The shot was perfect—blood trickled from a neat little pencil-sized hole directly behind the buck’s shoulder.
His body was as massive as I remembered, and he sported a beautiful 10-point frame with two symmetrically forked brow tines.
“How did you …? I mean—I thought he went …” My mind was incapable of processing such a quick and glorious end to hours of emotional struggle and despair.
Dean’s eyes locked on mine, and without a word he pointed upward. There, still perched on a branch directly above the expired buck—silhouetted against a crystal-clear sky—was a single, jet-black raven.
“I saw him sitting there when we pulled up on the quad,” Dean said. “Ravens follow death like rutting bucks follow does. I think he’s waiting for a meal, but we beat him to it.”
I reached down and caressed the chocolate tines. “Yeah,” I replied. “We sure did.”
Swarovski’s Z6: Agility Meets Attitude
The ticket to success while hunting bruiser bucks in Saskatchewan lies directly on the shoulders of high-quality optics. The semi-open terrain demands a riflescope that’s fully capable to handle both extremely close and extremely long-range shots, and the high potential for inclement weather requires that the scope be extremely durable, too. Enter Swarovski’s Z6 riflescope, which compromises nothing when it comes to precision and ruggedness. I became intimately familiar with the 1.7-10X42mm model, and though I used it exclusively to hunt whitetails, the versatility of the Z6 would make it a great companion for hunting everything from brown bears in the tight quarters of an alder thicket, to pronghorns on the wide-open Western plains.
From The Inside Out
6X Zoom: Swarovski’s 6X magnification range is the first of its kind to be offered in a riflescope. At its lowest setting of 1.7X, the field-of-view spans 76 feet at 100 yards. At the highest magnification setting of 10X, the field-of-view covers 13 feet at the same distance. This allows for maximum field-of-view, and maximum clarity and precision—all in one. When that old doe wandered out at 5:01 p.m., I had the riflescope set at the lowest magnification power, maximizing the field-of-view while scanning the brush behind her for a buck. And when I saw the throat patch of white hair, I zoomed in to 10X for the shot with one swift, fluid and lethal adjustment.

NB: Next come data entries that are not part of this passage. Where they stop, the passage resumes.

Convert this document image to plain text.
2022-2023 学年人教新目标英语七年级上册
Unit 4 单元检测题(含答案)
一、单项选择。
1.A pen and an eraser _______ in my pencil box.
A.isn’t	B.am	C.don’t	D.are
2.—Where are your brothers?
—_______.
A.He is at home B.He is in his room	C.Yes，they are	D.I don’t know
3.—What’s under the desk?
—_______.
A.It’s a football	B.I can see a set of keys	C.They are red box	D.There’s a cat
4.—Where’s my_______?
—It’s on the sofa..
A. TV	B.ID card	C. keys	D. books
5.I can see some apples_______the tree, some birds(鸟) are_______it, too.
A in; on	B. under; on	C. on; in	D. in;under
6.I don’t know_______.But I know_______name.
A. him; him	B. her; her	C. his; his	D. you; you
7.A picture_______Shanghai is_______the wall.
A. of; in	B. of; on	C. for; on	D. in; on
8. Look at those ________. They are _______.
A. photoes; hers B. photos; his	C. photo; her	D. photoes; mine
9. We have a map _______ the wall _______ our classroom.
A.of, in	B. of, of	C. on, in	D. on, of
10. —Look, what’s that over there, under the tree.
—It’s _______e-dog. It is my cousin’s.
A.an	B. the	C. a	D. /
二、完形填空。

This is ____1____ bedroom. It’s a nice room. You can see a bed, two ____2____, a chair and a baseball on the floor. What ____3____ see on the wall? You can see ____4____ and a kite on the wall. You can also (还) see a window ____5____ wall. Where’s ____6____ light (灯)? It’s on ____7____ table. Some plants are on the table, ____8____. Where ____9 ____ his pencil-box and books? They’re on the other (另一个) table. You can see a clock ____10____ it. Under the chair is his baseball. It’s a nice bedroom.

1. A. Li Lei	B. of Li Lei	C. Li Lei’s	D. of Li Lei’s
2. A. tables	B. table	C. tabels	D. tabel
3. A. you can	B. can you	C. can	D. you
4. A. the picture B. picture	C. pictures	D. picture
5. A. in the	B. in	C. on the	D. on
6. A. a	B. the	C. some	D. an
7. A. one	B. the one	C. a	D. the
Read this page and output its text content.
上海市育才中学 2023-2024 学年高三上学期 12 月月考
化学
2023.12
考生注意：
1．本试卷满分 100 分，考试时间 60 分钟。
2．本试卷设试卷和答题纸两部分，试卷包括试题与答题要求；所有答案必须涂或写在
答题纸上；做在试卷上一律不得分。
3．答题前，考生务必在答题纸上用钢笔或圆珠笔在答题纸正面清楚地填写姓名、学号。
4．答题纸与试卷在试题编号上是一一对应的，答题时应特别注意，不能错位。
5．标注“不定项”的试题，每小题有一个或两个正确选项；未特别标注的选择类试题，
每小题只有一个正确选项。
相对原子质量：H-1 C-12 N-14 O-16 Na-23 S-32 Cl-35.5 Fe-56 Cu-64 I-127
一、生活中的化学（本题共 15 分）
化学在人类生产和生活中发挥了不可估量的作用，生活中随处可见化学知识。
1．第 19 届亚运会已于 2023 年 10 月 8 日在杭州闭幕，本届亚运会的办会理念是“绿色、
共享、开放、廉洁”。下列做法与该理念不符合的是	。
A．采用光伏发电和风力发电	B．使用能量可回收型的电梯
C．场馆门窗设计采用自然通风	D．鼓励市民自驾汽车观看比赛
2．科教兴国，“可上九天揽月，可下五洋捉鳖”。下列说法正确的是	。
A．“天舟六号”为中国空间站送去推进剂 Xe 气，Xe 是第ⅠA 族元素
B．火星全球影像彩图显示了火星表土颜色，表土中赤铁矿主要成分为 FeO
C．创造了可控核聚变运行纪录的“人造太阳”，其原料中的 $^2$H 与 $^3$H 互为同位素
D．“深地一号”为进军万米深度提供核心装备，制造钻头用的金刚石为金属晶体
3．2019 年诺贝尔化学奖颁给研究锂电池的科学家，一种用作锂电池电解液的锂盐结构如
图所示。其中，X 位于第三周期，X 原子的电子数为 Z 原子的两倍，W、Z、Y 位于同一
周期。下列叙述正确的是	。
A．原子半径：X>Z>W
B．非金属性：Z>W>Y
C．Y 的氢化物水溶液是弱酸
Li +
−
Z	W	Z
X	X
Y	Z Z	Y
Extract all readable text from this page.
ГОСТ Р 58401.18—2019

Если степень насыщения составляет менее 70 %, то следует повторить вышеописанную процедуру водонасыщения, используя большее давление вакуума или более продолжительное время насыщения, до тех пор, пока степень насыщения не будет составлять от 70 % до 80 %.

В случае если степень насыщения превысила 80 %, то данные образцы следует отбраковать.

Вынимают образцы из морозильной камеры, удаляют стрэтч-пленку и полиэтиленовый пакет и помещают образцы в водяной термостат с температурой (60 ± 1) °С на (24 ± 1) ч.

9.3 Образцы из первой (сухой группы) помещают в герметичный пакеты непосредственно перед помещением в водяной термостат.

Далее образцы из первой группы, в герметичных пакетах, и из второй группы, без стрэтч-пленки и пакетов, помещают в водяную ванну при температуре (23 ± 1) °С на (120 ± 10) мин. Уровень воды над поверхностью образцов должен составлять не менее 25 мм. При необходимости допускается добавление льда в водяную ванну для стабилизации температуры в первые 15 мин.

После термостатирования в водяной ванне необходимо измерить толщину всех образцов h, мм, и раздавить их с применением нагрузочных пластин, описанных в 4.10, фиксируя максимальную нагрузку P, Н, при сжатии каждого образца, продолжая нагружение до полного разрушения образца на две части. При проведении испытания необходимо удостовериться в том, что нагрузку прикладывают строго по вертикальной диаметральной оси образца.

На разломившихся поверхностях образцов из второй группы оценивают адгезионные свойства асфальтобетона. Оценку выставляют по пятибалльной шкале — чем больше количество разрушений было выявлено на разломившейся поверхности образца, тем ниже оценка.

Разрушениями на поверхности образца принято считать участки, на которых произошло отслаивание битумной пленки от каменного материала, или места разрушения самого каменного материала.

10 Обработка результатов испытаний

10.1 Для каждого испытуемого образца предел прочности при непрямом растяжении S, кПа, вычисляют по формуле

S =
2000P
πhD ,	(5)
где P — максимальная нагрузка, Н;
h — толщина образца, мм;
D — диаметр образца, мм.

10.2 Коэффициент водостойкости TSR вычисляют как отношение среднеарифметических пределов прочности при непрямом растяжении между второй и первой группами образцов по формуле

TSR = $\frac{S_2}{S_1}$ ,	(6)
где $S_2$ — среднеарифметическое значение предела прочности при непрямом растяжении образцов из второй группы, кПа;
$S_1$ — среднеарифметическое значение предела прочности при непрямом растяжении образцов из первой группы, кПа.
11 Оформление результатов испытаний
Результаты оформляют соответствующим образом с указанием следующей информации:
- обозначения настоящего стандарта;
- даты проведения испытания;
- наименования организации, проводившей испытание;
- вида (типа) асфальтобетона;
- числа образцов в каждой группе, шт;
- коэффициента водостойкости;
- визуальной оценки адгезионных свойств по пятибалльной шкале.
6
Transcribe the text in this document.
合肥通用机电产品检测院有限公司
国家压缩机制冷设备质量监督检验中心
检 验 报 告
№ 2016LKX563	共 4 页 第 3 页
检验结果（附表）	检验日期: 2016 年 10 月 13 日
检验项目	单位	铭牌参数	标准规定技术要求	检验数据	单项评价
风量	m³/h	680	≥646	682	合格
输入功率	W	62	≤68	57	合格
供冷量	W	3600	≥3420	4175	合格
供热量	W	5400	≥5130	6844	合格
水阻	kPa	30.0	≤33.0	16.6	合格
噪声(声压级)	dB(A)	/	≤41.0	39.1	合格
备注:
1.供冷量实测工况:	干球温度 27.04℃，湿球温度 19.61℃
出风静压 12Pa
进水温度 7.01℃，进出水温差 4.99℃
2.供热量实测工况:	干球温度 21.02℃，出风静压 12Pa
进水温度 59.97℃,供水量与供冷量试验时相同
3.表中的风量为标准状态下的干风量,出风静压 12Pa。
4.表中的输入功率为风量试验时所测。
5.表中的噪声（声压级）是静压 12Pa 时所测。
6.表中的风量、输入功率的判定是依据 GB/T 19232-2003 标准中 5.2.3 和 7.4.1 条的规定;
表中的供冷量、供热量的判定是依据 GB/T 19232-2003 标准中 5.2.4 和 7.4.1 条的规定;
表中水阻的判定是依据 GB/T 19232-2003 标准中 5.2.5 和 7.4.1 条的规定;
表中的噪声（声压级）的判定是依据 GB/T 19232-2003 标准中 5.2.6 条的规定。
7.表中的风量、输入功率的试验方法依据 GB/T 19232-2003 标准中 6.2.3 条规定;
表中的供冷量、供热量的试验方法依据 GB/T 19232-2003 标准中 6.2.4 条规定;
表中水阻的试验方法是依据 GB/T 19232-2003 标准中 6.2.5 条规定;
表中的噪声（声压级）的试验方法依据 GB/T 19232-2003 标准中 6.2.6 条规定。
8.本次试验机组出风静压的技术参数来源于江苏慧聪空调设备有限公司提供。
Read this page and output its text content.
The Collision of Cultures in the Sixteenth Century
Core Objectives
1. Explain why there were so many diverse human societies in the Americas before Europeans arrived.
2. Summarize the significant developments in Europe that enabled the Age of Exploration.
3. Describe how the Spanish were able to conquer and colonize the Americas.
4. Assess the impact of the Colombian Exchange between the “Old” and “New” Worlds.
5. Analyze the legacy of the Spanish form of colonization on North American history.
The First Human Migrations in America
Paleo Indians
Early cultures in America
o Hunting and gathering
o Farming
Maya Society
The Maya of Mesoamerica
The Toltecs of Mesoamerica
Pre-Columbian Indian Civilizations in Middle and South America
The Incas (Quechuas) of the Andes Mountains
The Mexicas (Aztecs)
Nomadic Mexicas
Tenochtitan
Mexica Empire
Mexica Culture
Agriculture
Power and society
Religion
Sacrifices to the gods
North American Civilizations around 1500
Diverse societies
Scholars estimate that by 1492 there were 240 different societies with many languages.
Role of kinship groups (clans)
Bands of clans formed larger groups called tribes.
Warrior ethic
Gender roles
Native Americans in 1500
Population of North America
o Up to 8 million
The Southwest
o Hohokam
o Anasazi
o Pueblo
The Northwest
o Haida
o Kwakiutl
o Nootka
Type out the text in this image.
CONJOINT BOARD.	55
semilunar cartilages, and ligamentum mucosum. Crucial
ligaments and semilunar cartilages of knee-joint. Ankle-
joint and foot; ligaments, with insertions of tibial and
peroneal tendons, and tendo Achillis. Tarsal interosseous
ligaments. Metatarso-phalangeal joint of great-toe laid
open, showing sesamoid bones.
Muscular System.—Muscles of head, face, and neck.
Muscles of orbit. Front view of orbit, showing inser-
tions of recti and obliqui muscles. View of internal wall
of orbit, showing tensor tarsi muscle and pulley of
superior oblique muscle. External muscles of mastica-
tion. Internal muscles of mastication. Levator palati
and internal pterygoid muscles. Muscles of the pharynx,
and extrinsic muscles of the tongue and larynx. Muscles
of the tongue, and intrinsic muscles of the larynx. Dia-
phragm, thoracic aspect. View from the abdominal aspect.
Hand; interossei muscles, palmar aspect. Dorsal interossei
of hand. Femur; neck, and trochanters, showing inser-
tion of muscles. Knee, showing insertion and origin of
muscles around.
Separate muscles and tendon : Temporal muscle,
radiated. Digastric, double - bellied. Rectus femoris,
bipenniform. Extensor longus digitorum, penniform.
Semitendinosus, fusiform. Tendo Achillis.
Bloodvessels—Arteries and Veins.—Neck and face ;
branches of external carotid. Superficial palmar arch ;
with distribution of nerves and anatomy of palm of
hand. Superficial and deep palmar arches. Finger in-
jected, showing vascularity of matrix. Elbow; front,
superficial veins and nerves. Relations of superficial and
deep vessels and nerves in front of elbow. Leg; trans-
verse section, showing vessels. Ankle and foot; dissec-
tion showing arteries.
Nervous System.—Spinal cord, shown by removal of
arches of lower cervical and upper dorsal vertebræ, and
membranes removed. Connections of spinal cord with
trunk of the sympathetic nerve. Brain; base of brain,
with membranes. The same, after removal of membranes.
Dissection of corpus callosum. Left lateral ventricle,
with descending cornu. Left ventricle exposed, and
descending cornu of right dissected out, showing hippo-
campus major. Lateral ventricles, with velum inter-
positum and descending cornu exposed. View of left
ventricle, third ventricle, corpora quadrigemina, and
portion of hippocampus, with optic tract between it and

The interior light-transmission optical system provides much needed edge-to-edge clarity while retaining a stable reticle position. In other words, the interior lens design provides the hunter with crisp images, whether attempting to take a shot in the bright sunlight of midday or in the dim light conditions on the fringes of legal shooting hours. Even though I had no intention of shooting a doe, I was eyeing her up in the crosshairs when she appeared at 1:16 p.m. on that sunny afternoon, and I could see her as crisply and cleanly then as I could when she led the buck within shooting range later that evening. Plus, because the reticle is located in the second image plane, the size of the crosshairs remained constant while I magnified the image of the buck from 1.7X to 10X, giving me a crisp aiming picture.
I had the rare misfortune of drawing a window seat directly above the cargo loading bay of my 737, and watching those gun cases being “loaded” into the aircraft made the chicken sandwich I had for lunch churn in my stomach. However, I was pleasantly surprised when my rifle was dead-on at the camp shooting range. Swarovski’s four-point recoil spring system ensured the intricacies of the scope remained constant bump after bump during travel, and shot after shot from the recoil of the .300 Rem. Ultra Mag. Confidence is everything in the whitetail woods, and the Z6 riflescope provided me with plenty of it.